Soon, Joey got restless and we followed him over to the willow tree where he and his sister started pulling on the boughs, Bea hanging upside down, Joey tugging and breaking off branches and inspecting them ever so carefully, displaying them like a fish caught on a line.
Then we headed off to the apple orchard – one of Joey’s blissful places as the apple juice is beyond compare – where the grass is tall and the sun always shine, in a comical procession of Edmond walking backwards up the path really fast trying to focus his Leica, Joey pushing ahead, the three of us trailing behind, up past the apple trees to the little cemetery with the carved crucifix where the nuns and some of the residents have their final resting place.
The Lightest Touch
It started to drizzle steadily and we picked our way back through the orchard to the tent. Joey and I sat beside each other and I put my feet up on his lap and we talked (no words, but lots of communication) about how his mum and his big brother, Laurie, had visited him the previous weekend and he told me how much he had liked seeing them.
We talked about Monsters Inc and The Jungle Book and Joey covered his ears when the rain on the canvas started to rumble. We did high-fives with my carefully gloved hands and I remembered, as I do so often with Joey, that the old jokes are the best.
Soon Joey decided he wanted to go to another willow tree and Ginny gave Bea an umbrella which she shared with him and the two of them headed off across the lawn laughing in the rain. ‘That’s the shot,’ I called out but Edmond had already caught it brilliantly. The love is palpable, and it’s the definition of inclusion.
Finally, the time came for us to leave.
Clare came back with the car and Joey got into the back and calmly put on his seat belt. We waved our goodbyes and walked back to our car. As I turned my back on him, I was overwhelmed by great rushing gulps of emotion – by my love for him and by all of us being together with him again after all this time.

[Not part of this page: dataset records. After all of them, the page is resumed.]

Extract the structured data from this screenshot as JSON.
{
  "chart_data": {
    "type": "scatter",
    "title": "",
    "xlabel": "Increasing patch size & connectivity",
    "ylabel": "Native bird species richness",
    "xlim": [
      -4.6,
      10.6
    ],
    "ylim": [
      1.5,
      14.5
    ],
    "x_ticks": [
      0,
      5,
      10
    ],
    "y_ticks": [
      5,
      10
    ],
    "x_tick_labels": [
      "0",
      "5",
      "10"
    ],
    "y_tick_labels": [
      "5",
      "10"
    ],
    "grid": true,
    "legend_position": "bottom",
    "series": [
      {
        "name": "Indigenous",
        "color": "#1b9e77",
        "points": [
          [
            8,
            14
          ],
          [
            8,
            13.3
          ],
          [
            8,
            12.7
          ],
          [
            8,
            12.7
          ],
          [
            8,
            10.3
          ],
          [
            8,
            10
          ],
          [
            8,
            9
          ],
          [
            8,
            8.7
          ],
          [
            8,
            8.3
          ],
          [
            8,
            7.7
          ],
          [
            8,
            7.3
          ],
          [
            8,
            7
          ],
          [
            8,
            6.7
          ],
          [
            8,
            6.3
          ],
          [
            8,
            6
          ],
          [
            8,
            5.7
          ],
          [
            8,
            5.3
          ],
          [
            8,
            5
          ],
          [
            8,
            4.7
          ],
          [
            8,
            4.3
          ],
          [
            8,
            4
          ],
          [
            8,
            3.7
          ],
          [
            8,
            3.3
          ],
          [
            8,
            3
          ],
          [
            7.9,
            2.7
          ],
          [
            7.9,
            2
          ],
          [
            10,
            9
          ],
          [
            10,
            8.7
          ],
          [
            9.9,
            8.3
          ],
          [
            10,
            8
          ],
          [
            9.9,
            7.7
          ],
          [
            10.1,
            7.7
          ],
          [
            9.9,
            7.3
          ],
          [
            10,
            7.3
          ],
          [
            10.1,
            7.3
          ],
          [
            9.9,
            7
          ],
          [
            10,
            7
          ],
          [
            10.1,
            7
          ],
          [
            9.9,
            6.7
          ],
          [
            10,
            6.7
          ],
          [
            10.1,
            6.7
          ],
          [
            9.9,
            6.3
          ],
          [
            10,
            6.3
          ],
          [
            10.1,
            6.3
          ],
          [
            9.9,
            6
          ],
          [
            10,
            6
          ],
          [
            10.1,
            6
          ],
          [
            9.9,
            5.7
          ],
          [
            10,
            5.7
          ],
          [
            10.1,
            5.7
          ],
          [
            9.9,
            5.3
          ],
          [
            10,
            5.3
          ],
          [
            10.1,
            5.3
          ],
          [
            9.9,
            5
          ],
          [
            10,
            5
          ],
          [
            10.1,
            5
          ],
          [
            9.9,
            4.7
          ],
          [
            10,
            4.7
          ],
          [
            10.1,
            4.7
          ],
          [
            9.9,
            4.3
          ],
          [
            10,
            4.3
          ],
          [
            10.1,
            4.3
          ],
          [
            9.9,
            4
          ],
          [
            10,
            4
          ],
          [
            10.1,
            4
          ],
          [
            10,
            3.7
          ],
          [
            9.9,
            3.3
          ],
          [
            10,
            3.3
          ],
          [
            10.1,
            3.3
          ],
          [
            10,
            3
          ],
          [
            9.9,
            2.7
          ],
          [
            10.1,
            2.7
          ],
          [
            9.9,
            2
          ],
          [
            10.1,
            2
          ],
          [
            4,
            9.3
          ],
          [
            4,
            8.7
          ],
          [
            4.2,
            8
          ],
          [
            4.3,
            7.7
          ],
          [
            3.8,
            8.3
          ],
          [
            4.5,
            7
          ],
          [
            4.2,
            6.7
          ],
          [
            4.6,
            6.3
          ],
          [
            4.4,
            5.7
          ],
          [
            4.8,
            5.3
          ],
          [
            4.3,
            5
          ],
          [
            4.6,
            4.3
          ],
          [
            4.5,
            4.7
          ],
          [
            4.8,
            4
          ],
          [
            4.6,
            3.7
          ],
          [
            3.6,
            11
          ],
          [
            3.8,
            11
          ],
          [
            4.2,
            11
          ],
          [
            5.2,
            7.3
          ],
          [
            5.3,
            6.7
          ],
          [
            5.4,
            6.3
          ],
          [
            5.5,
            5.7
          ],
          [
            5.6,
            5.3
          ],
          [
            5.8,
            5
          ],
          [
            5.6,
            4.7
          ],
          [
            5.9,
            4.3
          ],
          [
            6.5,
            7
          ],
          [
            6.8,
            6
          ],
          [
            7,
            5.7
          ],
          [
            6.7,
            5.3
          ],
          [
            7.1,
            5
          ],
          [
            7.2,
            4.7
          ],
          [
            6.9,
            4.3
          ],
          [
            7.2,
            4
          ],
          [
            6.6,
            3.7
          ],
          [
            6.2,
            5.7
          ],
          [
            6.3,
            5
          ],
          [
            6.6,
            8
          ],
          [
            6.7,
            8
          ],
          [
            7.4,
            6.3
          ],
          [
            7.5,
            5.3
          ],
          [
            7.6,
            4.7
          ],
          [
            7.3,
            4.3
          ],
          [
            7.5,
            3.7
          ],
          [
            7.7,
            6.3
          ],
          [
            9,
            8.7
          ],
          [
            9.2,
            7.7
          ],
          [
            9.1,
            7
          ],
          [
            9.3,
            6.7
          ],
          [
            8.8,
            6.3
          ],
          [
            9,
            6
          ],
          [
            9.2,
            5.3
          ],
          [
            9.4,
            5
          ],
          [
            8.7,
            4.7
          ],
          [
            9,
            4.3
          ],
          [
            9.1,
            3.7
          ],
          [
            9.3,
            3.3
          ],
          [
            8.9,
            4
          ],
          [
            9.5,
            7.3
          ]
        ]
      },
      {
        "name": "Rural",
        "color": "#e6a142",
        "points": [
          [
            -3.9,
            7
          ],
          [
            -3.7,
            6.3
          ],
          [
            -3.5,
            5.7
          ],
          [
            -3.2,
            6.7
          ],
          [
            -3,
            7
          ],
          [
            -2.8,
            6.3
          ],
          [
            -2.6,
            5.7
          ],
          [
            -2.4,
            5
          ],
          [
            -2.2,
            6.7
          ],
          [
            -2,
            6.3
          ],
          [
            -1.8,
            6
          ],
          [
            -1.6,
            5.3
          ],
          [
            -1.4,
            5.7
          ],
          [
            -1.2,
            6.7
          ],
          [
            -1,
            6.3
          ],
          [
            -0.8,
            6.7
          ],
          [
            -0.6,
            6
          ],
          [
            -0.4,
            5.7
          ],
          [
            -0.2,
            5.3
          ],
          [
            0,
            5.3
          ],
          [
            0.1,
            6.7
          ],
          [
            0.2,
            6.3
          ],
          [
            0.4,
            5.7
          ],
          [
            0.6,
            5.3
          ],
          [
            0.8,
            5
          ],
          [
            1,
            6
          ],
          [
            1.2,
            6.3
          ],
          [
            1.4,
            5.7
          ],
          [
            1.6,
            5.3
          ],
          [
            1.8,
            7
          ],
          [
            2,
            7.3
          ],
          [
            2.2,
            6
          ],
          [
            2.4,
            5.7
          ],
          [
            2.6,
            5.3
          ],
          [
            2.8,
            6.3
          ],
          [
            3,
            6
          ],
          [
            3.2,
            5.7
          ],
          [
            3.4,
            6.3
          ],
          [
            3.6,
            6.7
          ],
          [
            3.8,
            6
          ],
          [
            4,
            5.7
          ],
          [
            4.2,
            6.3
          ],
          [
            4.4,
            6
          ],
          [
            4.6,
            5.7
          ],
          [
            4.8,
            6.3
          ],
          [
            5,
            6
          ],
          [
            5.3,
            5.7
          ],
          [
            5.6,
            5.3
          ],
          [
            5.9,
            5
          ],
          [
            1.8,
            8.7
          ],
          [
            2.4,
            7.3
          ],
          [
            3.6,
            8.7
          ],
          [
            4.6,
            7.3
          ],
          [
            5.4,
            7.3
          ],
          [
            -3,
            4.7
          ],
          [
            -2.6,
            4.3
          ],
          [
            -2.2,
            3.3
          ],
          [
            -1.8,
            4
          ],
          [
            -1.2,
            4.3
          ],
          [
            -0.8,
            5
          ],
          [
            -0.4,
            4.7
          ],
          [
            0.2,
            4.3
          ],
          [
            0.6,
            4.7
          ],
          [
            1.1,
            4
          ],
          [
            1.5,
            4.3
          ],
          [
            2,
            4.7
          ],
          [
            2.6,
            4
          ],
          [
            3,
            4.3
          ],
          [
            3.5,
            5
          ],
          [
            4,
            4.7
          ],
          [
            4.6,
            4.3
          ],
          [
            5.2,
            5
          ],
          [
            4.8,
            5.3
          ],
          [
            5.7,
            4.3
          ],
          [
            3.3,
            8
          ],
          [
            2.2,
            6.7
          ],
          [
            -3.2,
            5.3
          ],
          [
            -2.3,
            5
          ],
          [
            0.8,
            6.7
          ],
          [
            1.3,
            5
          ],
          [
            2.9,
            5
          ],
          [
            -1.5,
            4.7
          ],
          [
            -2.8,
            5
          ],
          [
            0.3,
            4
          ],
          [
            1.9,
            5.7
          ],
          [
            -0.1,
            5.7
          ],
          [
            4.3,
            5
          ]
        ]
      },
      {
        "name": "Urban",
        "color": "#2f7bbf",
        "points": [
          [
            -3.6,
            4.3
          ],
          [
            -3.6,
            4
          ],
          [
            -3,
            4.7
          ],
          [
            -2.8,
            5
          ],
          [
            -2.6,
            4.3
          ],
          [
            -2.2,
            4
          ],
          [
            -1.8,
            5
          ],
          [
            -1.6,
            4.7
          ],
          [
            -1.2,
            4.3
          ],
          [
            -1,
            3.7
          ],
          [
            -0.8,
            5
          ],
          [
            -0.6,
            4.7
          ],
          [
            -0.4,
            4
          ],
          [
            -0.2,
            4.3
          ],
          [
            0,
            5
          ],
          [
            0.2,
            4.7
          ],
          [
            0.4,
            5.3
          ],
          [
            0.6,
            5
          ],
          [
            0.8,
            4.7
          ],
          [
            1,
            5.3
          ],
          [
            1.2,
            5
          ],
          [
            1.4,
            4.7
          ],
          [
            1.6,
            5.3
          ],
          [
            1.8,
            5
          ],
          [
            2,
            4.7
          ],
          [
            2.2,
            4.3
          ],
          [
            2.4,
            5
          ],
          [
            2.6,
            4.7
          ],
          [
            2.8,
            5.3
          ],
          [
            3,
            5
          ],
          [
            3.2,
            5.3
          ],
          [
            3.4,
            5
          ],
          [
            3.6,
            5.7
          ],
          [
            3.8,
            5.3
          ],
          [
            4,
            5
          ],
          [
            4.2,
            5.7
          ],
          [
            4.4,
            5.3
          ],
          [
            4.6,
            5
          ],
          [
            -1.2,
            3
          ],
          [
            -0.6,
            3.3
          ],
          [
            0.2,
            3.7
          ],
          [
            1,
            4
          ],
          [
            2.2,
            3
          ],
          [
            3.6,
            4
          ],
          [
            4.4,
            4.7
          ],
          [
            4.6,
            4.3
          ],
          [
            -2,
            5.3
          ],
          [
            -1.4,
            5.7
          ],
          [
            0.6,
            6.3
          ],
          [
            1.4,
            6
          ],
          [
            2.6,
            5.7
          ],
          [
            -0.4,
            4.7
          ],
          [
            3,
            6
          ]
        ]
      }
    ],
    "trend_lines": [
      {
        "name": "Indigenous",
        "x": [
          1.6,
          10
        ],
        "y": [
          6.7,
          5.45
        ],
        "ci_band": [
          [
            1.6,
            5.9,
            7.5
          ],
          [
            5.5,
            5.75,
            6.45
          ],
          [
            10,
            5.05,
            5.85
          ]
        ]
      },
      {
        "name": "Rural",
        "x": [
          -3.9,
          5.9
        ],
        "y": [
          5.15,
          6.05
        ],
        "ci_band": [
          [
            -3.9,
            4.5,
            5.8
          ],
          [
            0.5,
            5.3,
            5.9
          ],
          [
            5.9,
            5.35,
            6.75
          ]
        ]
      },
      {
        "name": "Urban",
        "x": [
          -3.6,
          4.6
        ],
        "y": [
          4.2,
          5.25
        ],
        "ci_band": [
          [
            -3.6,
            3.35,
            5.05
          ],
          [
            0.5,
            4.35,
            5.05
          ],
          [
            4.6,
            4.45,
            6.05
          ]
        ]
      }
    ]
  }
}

I’ll admit, glancing at my phone, I was touched by the dozens of people who had so quickly responded to a tweet I posted earlier of Joey smiling and laughing as he pulled on that poor willow tree.
I was struck by the utter strangeness of the whole situation, but there was something else too: the meticulous care, the lightest of touches, the elegance with which St Elizabeth’s had managed this most personal of moments. We weren’t policed but we knew, as I’m sure did all the other visitors, that there are bigger things than our temporary frustrations, that the health of the residents and the staff at St Elizabeth’s is more important than my desperate, yearning desire to squeeze Joey tight and not let him go.
I’m an absurdly tactile person and this whole thing went against my deepest instincts. But it showed me again that some things are more important than instinct and I only wish our leaders, their advisors, and so many of our fellow citizens, realised this too.
As so often – to my mind, at least – Joey and his world reveals the truth.